The NHS is different. I'm not having a great week with it at the moment (I'm pregnant so needing the system right now). When it's good it good, when it's bad it's horrid.
I've been happy with my experience of the NHS (I'm British), but everyone has different experiences. The long waiting times are usually only for things like non-urgent procedures and tests - and you can use private insurance (or pay out of pocket) to skip the lines if you wish (all that usually does is skip the lines though - you may still be seen/treated by the same NHS doctors).
For everyday use, such as simple doctor's appointments and getting prescriptions, it's pretty good. I've never had to wait more than a few days to get an appointment and haven't spent more than about 30 minutes at the GP's office when I've attended the appointment.

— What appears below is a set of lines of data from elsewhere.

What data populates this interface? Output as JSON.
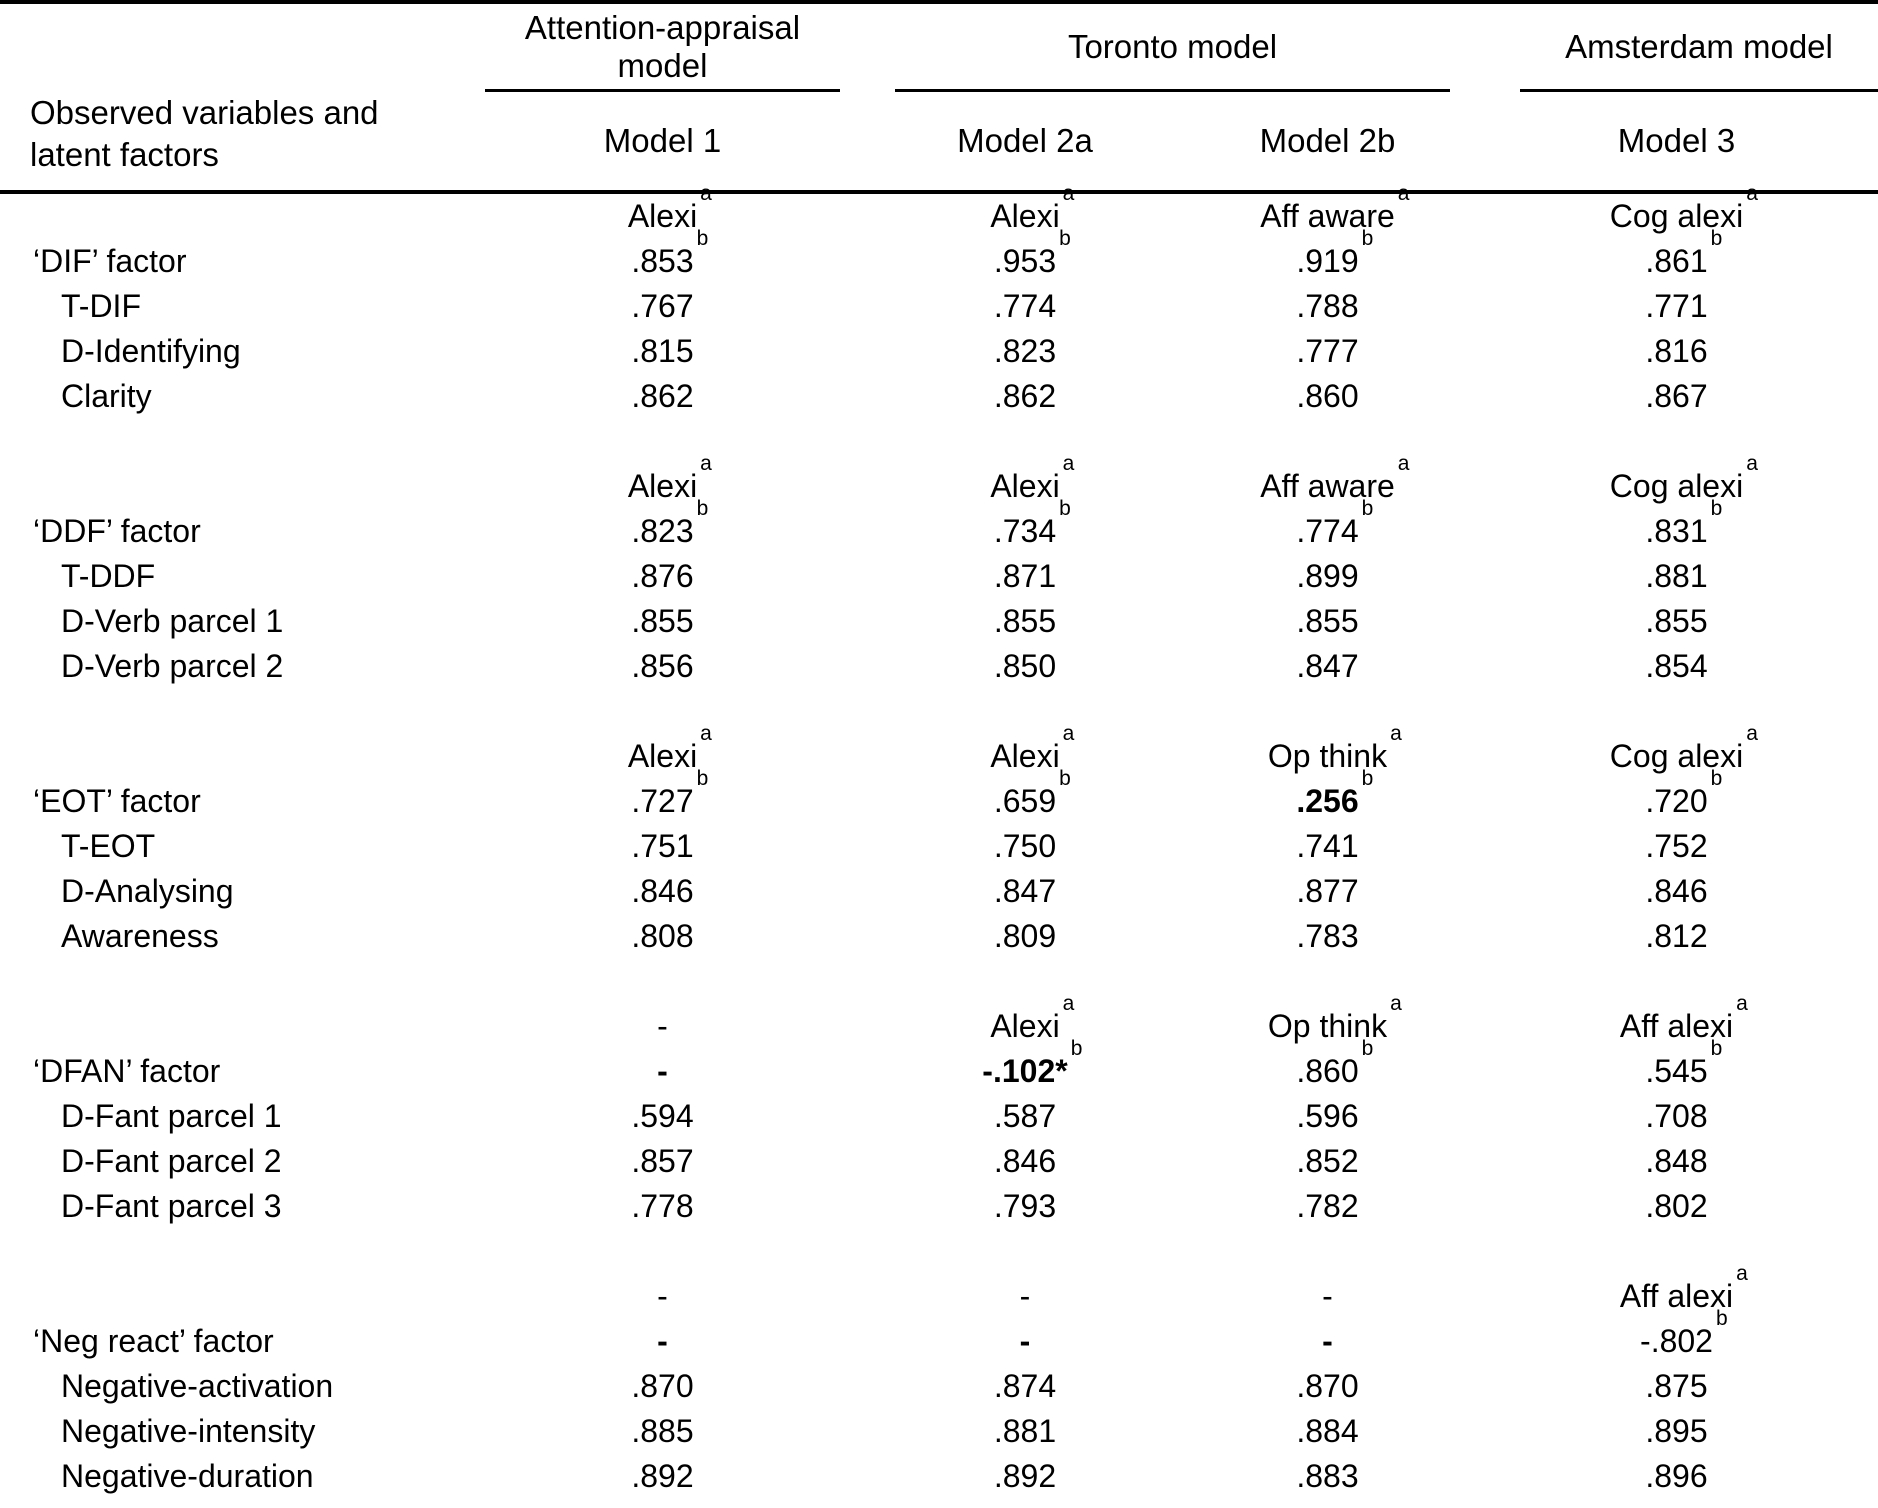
{
  "page": {
    "background": "#ffffff",
    "text_color": "#000000"
  },
  "header": {
    "stub": "Observed variables and latent factors",
    "groups": [
      {
        "label": "Attention-appraisal model"
      },
      {
        "label": "Toronto model"
      },
      {
        "label": "Amsterdam model"
      }
    ],
    "models": [
      "Model 1",
      "Model 2a",
      "Model 2b",
      "Model 3"
    ]
  },
  "blocks": [
    {
      "rows": [
        {
          "label": "",
          "indent": false,
          "cells": [
            {
              "text": "Alexi",
              "sup": "a"
            },
            {
              "text": "Alexi",
              "sup": "a"
            },
            {
              "text": "Aff aware",
              "sup": "a"
            },
            {
              "text": "Cog alexi",
              "sup": "a"
            }
          ]
        },
        {
          "label": "‘DIF’ factor",
          "indent": false,
          "cells": [
            {
              "text": ".853",
              "sup": "b"
            },
            {
              "text": ".953",
              "sup": "b"
            },
            {
              "text": ".919",
              "sup": "b"
            },
            {
              "text": ".861",
              "sup": "b"
            }
          ]
        },
        {
          "label": "T-DIF",
          "indent": true,
          "cells": [
            {
              "text": ".767"
            },
            {
              "text": ".774"
            },
            {
              "text": ".788"
            },
            {
              "text": ".771"
            }
          ]
        },
        {
          "label": "D-Identifying",
          "indent": true,
          "cells": [
            {
              "text": ".815"
            },
            {
              "text": ".823"
            },
            {
              "text": ".777"
            },
            {
              "text": ".816"
            }
          ]
        },
        {
          "label": "Clarity",
          "indent": true,
          "cells": [
            {
              "text": ".862"
            },
            {
              "text": ".862"
            },
            {
              "text": ".860"
            },
            {
              "text": ".867"
            }
          ]
        }
      ]
    },
    {
      "rows": [
        {
          "label": "",
          "indent": false,
          "cells": [
            {
              "text": "Alexi",
              "sup": "a"
            },
            {
              "text": "Alexi",
              "sup": "a"
            },
            {
              "text": "Aff aware",
              "sup": "a"
            },
            {
              "text": "Cog alexi",
              "sup": "a"
            }
          ]
        },
        {
          "label": "‘DDF’ factor",
          "indent": false,
          "cells": [
            {
              "text": ".823",
              "sup": "b"
            },
            {
              "text": ".734",
              "sup": "b"
            },
            {
              "text": ".774",
              "sup": "b"
            },
            {
              "text": ".831",
              "sup": "b"
            }
          ]
        },
        {
          "label": "T-DDF",
          "indent": true,
          "cells": [
            {
              "text": ".876"
            },
            {
              "text": ".871"
            },
            {
              "text": ".899"
            },
            {
              "text": ".881"
            }
          ]
        },
        {
          "label": "D-Verb parcel 1",
          "indent": true,
          "cells": [
            {
              "text": ".855"
            },
            {
              "text": ".855"
            },
            {
              "text": ".855"
            },
            {
              "text": ".855"
            }
          ]
        },
        {
          "label": "D-Verb parcel 2",
          "indent": true,
          "cells": [
            {
              "text": ".856"
            },
            {
              "text": ".850"
            },
            {
              "text": ".847"
            },
            {
              "text": ".854"
            }
          ]
        }
      ]
    },
    {
      "rows": [
        {
          "label": "",
          "indent": false,
          "cells": [
            {
              "text": "Alexi",
              "sup": "a"
            },
            {
              "text": "Alexi",
              "sup": "a"
            },
            {
              "text": "Op think",
              "sup": "a"
            },
            {
              "text": "Cog alexi",
              "sup": "a"
            }
          ]
        },
        {
          "label": "‘EOT’ factor",
          "indent": false,
          "cells": [
            {
              "text": ".727",
              "sup": "b"
            },
            {
              "text": ".659",
              "sup": "b"
            },
            {
              "text": ".256",
              "sup": "b",
              "bold": true
            },
            {
              "text": ".720",
              "sup": "b"
            }
          ]
        },
        {
          "label": "T-EOT",
          "indent": true,
          "cells": [
            {
              "text": ".751"
            },
            {
              "text": ".750"
            },
            {
              "text": ".741"
            },
            {
              "text": ".752"
            }
          ]
        },
        {
          "label": "D-Analysing",
          "indent": true,
          "cells": [
            {
              "text": ".846"
            },
            {
              "text": ".847"
            },
            {
              "text": ".877"
            },
            {
              "text": ".846"
            }
          ]
        },
        {
          "label": "Awareness",
          "indent": true,
          "cells": [
            {
              "text": ".808"
            },
            {
              "text": ".809"
            },
            {
              "text": ".783"
            },
            {
              "text": ".812"
            }
          ]
        }
      ]
    },
    {
      "rows": [
        {
          "label": "",
          "indent": false,
          "cells": [
            {
              "text": "-"
            },
            {
              "text": "Alexi",
              "sup": "a"
            },
            {
              "text": "Op think",
              "sup": "a"
            },
            {
              "text": "Aff alexi",
              "sup": "a"
            }
          ]
        },
        {
          "label": "‘DFAN’ factor",
          "indent": false,
          "cells": [
            {
              "text": "-",
              "bold": true
            },
            {
              "text": "-.102",
              "star": "*",
              "sup": "b",
              "bold": true
            },
            {
              "text": ".860",
              "sup": "b"
            },
            {
              "text": ".545",
              "sup": "b"
            }
          ]
        },
        {
          "label": "D-Fant parcel 1",
          "indent": true,
          "cells": [
            {
              "text": ".594"
            },
            {
              "text": ".587"
            },
            {
              "text": ".596"
            },
            {
              "text": ".708"
            }
          ]
        },
        {
          "label": "D-Fant parcel 2",
          "indent": true,
          "cells": [
            {
              "text": ".857"
            },
            {
              "text": ".846"
            },
            {
              "text": ".852"
            },
            {
              "text": ".848"
            }
          ]
        },
        {
          "label": "D-Fant parcel 3",
          "indent": true,
          "cells": [
            {
              "text": ".778"
            },
            {
              "text": ".793"
            },
            {
              "text": ".782"
            },
            {
              "text": ".802"
            }
          ]
        }
      ]
    },
    {
      "rows": [
        {
          "label": "",
          "indent": false,
          "cells": [
            {
              "text": "-"
            },
            {
              "text": "-"
            },
            {
              "text": "-"
            },
            {
              "text": "Aff alexi",
              "sup": "a"
            }
          ]
        },
        {
          "label": "‘Neg react’ factor",
          "indent": false,
          "cells": [
            {
              "text": "-",
              "bold": true
            },
            {
              "text": "-",
              "bold": true
            },
            {
              "text": "-",
              "bold": true
            },
            {
              "text": "-.802",
              "sup": "b"
            }
          ]
        },
        {
          "label": "Negative-activation",
          "indent": true,
          "cells": [
            {
              "text": ".870"
            },
            {
              "text": ".874"
            },
            {
              "text": ".870"
            },
            {
              "text": ".875"
            }
          ]
        },
        {
          "label": "Negative-intensity",
          "indent": true,
          "cells": [
            {
              "text": ".885"
            },
            {
              "text": ".881"
            },
            {
              "text": ".884"
            },
            {
              "text": ".895"
            }
          ]
        },
        {
          "label": "Negative-duration",
          "indent": true,
          "cells": [
            {
              "text": ".892"
            },
            {
              "text": ".892"
            },
            {
              "text": ".883"
            },
            {
              "text": ".896"
            }
          ]
        }
      ]
    }
  ]
}
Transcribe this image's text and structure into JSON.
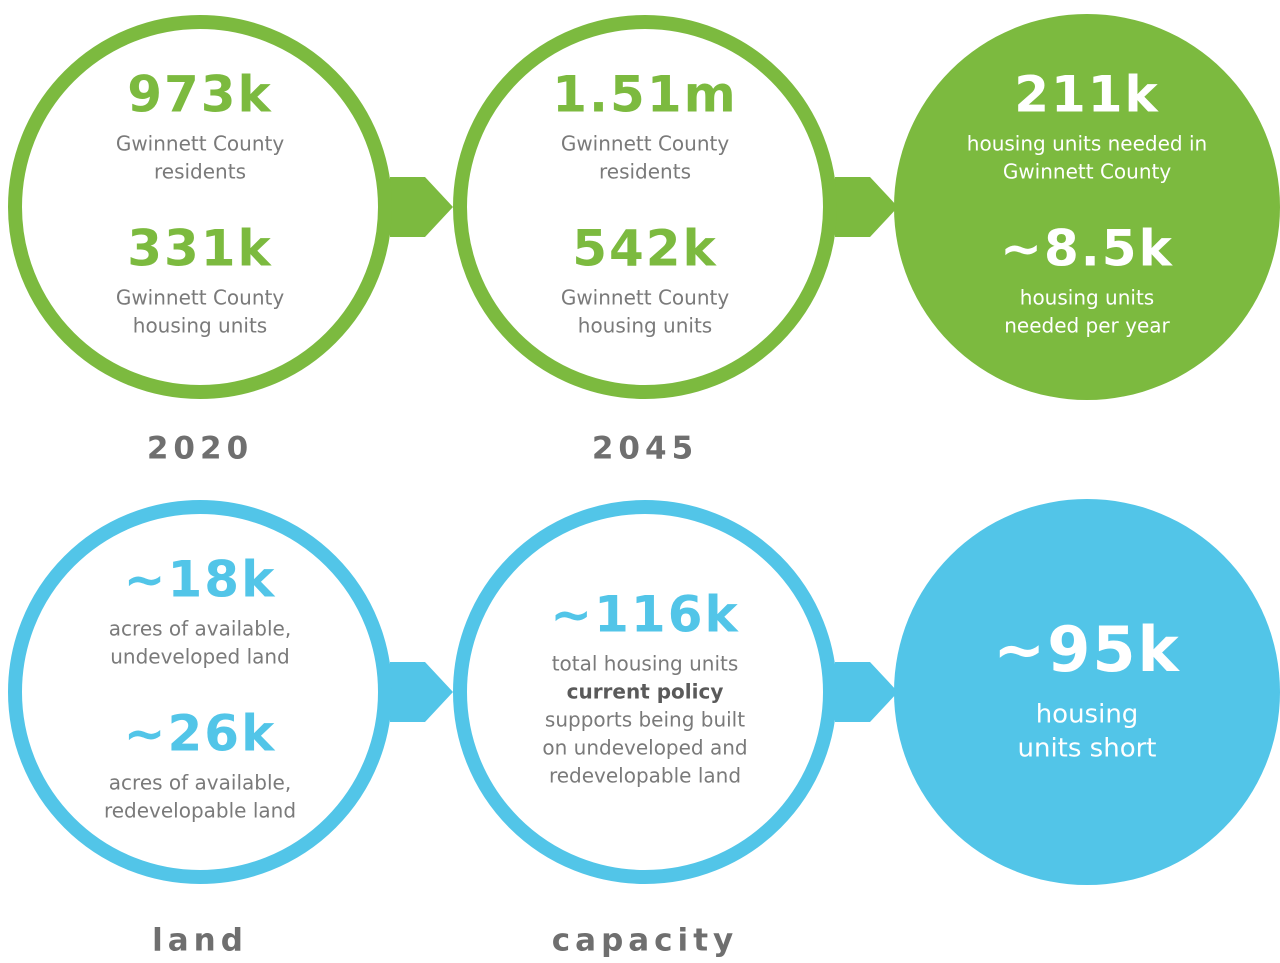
{
  "rows": [
    {
      "color": "#7cba3f",
      "circles": [
        {
          "stats": [
            {
              "value": "973k",
              "lines": [
                "Gwinnett County",
                "residents"
              ]
            },
            {
              "value": "331k",
              "lines": [
                "Gwinnett County",
                "housing units"
              ]
            }
          ]
        },
        {
          "stats": [
            {
              "value": "1.51m",
              "lines": [
                "Gwinnett County",
                "residents"
              ]
            },
            {
              "value": "542k",
              "lines": [
                "Gwinnett County",
                "housing units"
              ]
            }
          ]
        },
        {
          "filled": true,
          "stats": [
            {
              "value": "211k",
              "lines": [
                "housing units needed in",
                "Gwinnett County"
              ]
            },
            {
              "value": "~8.5k",
              "lines": [
                "housing units",
                "needed per year"
              ]
            }
          ]
        }
      ],
      "labels": [
        "2020",
        "2045"
      ]
    },
    {
      "color": "#52c5e8",
      "circles": [
        {
          "stats": [
            {
              "value": "~18k",
              "lines": [
                "acres of available,",
                "undeveloped land"
              ]
            },
            {
              "value": "~26k",
              "lines": [
                "acres of available,",
                "redevelopable land"
              ]
            }
          ]
        },
        {
          "stats": [
            {
              "value": "~116k",
              "lines": [
                "total housing units",
                {
                  "text": "current policy",
                  "bold": true
                },
                "supports being built",
                "on undeveloped and",
                "redevelopable land"
              ]
            }
          ]
        },
        {
          "filled": true,
          "big": true,
          "stats": [
            {
              "value": "~95k",
              "lines": [
                "housing",
                "units short"
              ]
            }
          ]
        }
      ],
      "labels": [
        "land",
        "capacity"
      ]
    }
  ]
}
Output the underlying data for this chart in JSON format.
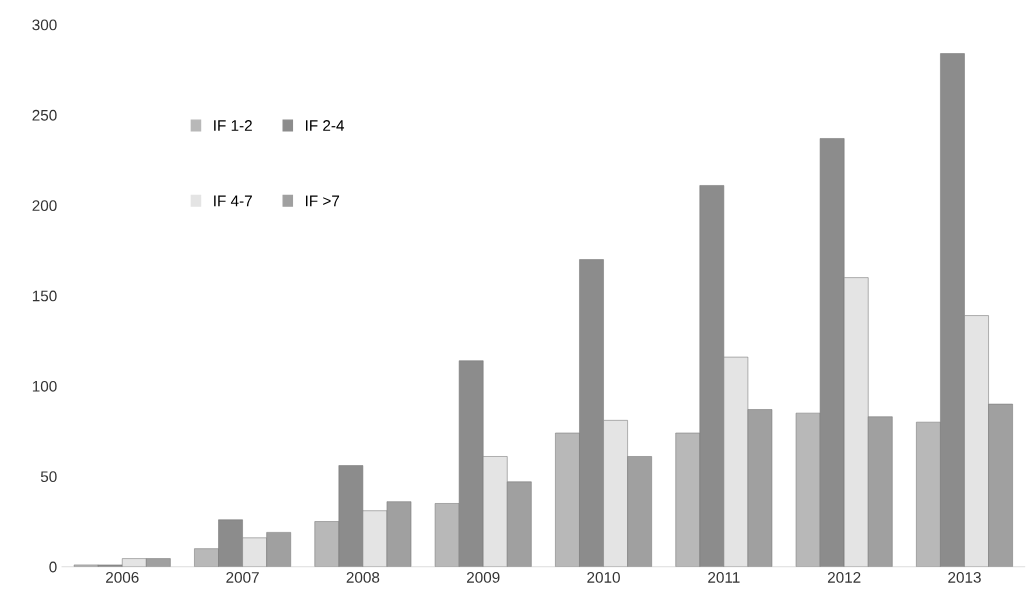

In comparison, my aunt lives in the US, and when she goes to see the doctor, she's in there for about 3 hours each time and it's the most slow, time-consuming ordeal I've ever seen. One day she went in for a blood test and came out 6 hours later, having been admitted, then shunted between two different hospitals, before finally being released. When I last went for a blood test in the UK, I was in and out in 10 minutes and the results came in a week later.